The Austin Chronicle

https://www.austinchronicle.com/daily/arts/2017-06-07/paul-beutel-retires/

Paul Beutel Retires

By Robert Faires, June 7, 2017, 4:15pm, All Over Creation

If anyone in the Austin arts deserves to put his feet up and chillax, it's Paul Beutel. He's been busy here for 42 years – acting, writing about film for the Statesman, doing PR for UT, and managing and programming both the Paramount Theatre (for 18 years) and Long Center (for eight). Well, at last he gets to take it easy: He's retiring June 30.

The official word came down Tuesday from the Long Center, where Beutel is currently senior programming manager, and the man himself confirmed the move on Facebook within hours. "And so, folks," he wrote, "the time has come to bring down the curtain on what for me has been a wonderful and hopefully impactful career."

Wonderful? Yes, when you consider the remarkable artists he's had a hand in bringing to Austin, if only for a night: Burt Bacharach, Tony Bennett, Chuck Berry, Carol Burnett, Ray Charles, Kristin Chenoweth, Harry Connick Jr., Phyllis Diller, Hall & Oates, Marvin Hamlisch, Gregory Hines, Ruta Lee, Patti LuPone, Hugh Masekela and Miriam Makeba, Wynton Marsalis, Audra McDonald, Liza Minnelli, Randy Newman, Mandy Patinkin, Bernadette Peters, John Prine, Debbie Reynolds, Chita Rivera, David Sedaris, Mavis Staples, Tommy Tune, and Ben Vereen, to name but a handful, as well as many others who are closer to home, such as Willie Nelson, Lyle Lovett, Jerry Jeff Walker, and "the Tuna boys," Joe Sears and Jaston Williams.

Impactful? Without a doubt. This is, after all, the man who successfully steered the Paramount out of financial peril in the Eighties and into the beloved place it holds in Austin's heart today. If there was something at the Paramount that people cherished – the Tuna plays, Stomp, the late, lamented Austin Musical Theatre, the Paramount Summer Classic Film series – you can thank Beutel for its being there. As a past CEO of the theatre once said, if the Paramount is part of the pulse of Austin, "that is 98% due to Paul Beutel. Paul is there almost nightly making sure that happens. That is one thing that has enabled us to keep the lights on." For that alone, Beutel merited inclusion in the Austin Arts Hall of Fame, and he was among its first inductees.

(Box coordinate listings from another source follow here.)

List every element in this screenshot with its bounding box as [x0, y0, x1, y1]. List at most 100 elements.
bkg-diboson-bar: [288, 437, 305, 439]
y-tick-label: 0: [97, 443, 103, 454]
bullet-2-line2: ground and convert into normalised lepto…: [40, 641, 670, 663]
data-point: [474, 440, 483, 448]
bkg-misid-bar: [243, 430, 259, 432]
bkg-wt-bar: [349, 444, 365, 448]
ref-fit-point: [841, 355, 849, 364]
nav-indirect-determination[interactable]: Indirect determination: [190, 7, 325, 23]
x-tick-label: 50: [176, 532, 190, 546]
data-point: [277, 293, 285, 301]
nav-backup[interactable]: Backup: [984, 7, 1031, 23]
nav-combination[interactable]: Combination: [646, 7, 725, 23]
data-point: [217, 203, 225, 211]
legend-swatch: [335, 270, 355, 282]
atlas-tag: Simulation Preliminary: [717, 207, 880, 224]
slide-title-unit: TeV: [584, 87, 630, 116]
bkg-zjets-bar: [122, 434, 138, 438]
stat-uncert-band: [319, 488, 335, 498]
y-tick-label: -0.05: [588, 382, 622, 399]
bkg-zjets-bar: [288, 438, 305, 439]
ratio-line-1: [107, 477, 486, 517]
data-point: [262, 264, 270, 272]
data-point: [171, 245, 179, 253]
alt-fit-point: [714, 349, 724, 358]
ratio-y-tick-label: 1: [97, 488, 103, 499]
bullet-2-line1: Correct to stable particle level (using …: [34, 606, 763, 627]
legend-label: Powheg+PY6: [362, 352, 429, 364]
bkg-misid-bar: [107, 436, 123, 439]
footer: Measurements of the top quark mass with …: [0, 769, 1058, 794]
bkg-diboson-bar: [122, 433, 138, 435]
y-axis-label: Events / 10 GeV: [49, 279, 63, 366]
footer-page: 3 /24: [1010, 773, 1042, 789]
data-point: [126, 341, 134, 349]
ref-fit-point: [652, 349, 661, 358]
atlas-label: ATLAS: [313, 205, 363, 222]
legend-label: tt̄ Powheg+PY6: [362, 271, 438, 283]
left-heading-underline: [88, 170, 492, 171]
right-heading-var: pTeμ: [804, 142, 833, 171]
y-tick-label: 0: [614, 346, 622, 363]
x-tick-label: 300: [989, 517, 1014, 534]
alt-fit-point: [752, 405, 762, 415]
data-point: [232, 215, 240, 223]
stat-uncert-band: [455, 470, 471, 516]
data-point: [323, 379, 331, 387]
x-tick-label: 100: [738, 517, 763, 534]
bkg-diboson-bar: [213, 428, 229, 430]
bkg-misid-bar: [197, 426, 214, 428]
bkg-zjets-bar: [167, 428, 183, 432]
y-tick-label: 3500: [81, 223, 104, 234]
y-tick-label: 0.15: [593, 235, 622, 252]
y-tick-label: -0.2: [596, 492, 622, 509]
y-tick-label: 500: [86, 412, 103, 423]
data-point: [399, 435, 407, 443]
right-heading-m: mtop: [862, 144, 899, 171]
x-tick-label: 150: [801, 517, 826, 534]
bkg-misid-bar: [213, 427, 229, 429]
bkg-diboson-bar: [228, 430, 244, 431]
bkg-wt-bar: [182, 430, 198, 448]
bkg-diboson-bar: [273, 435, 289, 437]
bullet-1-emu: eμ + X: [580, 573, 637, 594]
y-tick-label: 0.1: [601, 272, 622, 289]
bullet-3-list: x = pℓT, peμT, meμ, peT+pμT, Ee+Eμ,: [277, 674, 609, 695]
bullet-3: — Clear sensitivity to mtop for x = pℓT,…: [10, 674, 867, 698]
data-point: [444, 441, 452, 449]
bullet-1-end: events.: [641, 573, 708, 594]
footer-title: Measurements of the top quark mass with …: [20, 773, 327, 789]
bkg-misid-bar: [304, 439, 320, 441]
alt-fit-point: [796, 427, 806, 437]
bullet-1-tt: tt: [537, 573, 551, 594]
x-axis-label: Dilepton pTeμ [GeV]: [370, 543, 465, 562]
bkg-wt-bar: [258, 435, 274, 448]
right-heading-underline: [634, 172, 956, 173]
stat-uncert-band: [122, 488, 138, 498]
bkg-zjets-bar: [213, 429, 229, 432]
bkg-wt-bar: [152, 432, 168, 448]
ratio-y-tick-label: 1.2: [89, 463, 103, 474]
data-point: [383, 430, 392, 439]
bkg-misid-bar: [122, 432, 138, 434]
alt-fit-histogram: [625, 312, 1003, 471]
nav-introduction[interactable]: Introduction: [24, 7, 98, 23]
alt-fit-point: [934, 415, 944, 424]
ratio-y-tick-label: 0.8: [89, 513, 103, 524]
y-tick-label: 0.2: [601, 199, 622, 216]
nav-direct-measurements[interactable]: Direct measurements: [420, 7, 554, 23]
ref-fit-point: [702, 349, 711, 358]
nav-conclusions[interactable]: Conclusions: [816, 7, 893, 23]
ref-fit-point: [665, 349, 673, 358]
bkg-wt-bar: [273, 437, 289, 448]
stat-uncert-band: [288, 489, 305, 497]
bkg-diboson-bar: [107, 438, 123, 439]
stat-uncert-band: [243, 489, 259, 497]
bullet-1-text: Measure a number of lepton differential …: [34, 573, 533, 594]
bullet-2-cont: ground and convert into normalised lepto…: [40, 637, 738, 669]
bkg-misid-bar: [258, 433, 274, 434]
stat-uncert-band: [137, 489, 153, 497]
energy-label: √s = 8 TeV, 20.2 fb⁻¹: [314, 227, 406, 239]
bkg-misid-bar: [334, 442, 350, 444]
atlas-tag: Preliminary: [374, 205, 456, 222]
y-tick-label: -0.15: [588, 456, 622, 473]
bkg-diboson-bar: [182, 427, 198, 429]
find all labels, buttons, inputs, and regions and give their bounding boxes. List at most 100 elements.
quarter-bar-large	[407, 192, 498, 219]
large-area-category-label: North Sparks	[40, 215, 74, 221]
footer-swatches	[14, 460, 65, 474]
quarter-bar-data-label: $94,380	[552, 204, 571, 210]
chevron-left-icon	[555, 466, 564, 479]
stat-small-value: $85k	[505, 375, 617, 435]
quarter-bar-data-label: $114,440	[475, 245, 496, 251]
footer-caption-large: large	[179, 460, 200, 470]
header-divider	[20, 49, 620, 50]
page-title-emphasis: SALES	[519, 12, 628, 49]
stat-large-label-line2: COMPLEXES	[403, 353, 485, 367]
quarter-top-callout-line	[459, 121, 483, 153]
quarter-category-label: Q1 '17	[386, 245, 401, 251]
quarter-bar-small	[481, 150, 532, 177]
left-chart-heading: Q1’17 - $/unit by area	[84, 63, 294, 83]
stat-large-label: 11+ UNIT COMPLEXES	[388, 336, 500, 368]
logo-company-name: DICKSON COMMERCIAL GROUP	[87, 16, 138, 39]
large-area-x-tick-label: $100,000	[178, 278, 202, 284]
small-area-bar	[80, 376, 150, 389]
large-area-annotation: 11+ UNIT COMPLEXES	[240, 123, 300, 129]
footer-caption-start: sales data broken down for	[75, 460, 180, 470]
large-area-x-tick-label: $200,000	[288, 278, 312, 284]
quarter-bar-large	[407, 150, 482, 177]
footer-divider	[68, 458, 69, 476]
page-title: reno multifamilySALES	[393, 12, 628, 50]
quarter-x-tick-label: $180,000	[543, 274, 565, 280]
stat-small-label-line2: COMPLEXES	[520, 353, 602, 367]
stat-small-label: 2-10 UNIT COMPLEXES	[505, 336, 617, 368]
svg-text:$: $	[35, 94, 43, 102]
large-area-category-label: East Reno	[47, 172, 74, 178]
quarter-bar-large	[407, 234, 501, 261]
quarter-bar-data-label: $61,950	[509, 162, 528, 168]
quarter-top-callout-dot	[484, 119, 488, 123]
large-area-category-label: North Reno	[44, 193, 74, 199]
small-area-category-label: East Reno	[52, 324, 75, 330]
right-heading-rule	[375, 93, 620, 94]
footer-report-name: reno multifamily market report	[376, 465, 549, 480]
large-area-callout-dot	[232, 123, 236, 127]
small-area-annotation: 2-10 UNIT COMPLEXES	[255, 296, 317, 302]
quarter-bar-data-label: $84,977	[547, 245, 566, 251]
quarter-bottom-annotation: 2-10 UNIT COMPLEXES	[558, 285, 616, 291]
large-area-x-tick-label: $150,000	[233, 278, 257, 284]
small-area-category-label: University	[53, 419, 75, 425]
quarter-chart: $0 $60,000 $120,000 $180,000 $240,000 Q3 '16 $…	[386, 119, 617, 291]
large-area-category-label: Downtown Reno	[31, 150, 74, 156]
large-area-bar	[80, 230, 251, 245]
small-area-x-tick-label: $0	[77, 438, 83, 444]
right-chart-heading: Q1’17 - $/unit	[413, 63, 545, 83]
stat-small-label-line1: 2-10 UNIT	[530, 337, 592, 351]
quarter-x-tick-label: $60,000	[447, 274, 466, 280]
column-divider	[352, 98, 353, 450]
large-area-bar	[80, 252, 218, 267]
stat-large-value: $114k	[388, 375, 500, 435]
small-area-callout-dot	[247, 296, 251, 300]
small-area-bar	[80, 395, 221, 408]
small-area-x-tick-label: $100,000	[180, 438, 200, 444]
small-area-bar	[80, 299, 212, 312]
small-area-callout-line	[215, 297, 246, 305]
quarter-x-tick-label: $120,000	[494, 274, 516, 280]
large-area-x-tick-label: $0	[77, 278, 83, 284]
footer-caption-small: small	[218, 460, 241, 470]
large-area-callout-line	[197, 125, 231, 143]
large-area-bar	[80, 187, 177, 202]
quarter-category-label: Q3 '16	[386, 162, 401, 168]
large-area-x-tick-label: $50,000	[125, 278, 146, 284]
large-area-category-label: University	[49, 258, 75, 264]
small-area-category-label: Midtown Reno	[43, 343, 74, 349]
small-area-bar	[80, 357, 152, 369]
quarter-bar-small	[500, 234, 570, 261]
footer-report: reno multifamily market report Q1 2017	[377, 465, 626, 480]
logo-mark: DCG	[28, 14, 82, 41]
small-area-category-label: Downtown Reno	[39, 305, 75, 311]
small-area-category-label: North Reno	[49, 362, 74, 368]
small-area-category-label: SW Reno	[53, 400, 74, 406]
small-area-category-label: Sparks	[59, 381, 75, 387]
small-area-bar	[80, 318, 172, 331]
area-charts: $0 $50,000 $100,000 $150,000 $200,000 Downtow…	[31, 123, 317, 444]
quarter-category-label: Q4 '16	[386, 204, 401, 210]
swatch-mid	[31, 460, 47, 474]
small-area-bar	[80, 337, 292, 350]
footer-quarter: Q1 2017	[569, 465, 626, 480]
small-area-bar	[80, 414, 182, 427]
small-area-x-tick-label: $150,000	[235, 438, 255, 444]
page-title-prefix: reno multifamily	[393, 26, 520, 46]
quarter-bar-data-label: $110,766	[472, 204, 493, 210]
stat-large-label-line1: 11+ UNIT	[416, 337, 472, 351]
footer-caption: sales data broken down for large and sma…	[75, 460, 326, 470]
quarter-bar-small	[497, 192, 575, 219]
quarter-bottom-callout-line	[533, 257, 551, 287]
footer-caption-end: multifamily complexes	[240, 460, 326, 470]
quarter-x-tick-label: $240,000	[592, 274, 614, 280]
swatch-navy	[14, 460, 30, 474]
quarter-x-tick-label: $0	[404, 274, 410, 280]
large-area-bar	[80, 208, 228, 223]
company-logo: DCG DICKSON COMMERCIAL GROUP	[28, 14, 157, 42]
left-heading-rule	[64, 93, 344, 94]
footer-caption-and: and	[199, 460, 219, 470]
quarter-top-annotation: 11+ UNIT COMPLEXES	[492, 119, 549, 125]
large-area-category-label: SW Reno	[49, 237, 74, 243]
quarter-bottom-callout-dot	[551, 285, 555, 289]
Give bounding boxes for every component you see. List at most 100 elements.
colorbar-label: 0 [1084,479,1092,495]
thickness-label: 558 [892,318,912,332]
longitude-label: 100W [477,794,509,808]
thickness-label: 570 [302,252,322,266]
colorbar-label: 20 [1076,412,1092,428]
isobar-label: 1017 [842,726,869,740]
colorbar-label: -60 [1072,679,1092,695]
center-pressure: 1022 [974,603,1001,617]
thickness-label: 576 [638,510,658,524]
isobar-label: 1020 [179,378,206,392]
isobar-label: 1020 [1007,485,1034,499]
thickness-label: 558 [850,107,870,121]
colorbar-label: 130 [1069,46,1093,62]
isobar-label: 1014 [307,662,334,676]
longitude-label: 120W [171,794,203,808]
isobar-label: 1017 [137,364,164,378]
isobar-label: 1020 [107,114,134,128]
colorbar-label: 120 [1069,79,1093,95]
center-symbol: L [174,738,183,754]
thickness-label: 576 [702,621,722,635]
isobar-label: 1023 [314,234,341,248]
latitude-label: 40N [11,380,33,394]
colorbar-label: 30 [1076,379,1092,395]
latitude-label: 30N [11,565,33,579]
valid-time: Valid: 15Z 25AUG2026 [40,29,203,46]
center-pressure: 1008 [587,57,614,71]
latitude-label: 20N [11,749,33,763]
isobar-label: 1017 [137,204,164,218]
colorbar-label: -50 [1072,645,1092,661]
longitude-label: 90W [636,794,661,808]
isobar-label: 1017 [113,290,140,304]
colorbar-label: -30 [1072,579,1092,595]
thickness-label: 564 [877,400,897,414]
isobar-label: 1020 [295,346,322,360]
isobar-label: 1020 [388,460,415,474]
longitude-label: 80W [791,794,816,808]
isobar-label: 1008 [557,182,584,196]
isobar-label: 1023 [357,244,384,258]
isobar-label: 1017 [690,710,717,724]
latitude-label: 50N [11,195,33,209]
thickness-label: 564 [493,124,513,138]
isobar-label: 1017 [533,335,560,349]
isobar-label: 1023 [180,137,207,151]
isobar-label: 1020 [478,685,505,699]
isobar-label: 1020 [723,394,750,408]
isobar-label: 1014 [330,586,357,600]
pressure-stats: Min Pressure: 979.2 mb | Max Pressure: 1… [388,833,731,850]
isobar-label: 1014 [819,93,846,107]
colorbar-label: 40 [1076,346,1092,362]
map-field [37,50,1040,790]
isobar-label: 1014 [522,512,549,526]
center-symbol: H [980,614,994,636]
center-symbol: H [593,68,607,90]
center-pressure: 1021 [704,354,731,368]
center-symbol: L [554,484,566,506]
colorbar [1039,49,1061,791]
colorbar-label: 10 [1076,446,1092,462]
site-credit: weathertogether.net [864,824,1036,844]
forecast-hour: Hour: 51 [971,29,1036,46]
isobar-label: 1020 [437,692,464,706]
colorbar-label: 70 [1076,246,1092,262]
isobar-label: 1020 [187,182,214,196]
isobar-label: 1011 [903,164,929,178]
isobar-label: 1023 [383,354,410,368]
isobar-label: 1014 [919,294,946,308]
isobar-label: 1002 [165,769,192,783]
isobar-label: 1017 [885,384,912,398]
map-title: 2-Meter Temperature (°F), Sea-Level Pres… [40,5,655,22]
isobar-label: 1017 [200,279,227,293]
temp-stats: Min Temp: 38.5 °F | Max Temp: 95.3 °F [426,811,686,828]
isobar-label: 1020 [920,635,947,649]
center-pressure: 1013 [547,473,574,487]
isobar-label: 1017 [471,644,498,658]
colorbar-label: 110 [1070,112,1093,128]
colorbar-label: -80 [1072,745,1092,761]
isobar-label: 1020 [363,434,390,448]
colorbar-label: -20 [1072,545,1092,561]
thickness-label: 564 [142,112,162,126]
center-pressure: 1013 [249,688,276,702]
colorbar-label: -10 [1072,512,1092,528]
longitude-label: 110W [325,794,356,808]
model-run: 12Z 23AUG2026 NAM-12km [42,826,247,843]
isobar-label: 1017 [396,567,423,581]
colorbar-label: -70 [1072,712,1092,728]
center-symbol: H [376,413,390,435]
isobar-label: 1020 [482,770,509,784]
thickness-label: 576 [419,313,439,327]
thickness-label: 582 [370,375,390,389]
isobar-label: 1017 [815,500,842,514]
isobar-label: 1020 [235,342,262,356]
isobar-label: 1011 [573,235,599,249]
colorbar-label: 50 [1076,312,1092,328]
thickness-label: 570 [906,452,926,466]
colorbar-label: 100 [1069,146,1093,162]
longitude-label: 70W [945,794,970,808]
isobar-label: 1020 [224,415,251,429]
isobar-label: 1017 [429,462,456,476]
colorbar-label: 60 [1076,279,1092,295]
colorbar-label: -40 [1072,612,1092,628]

But Beutel's contributions didn't stop there. His managerial expertise was invaluable in the first decade of the Long Center, helping the performing arts center find an audience and an identity in the city's bustling cultural landscape. And if you've been in Austin less than 30 years, then you may not know that Beutel once served as a film critic and an arts journalist for the Austin American-Statesman, and in the early years of the UT Performing Arts Center (now Texas Performing Arts), he was the manager of publicity and promotion. And what may really surprise you is how much time this backstage maven used to spend onstage. For years, he was a leading man in musicals mounted in Austin, lighting up productions of Pippin, Once Upon a Mattress, They're Playing Our Song, and Chicago, in which his portrayal of lawyer Billy Flynn won him a B. Iden Payne Award.

Musicals matter a lot to Beutel. In a profile the Chronicle ran on him in 2000, he revealed how life-changing the film of Bye Bye Birdie was for him, and the only time he's been away from Austin since 1969 was a three-year period in the mid-Aughts when he took at a job at Houston's Miller Outdoor Theatre, where he performed in musicals as a young man. At the time, he said that felt like going home. It was the Long Center job that lured him back to Austin, and he will be ending his tenure there on the night it presents a film musical, La La Land, with the score performed live by the Austin Symphony Orchestra. "A contemporary rendition of a classic Hollywood musical, presented in one of the entertainment world's newest formats," he noted on Facebook. "Sounds rather full circle to me."

To us, too, Paul. Thanks for all you've done for Austin, and enjoy retirement.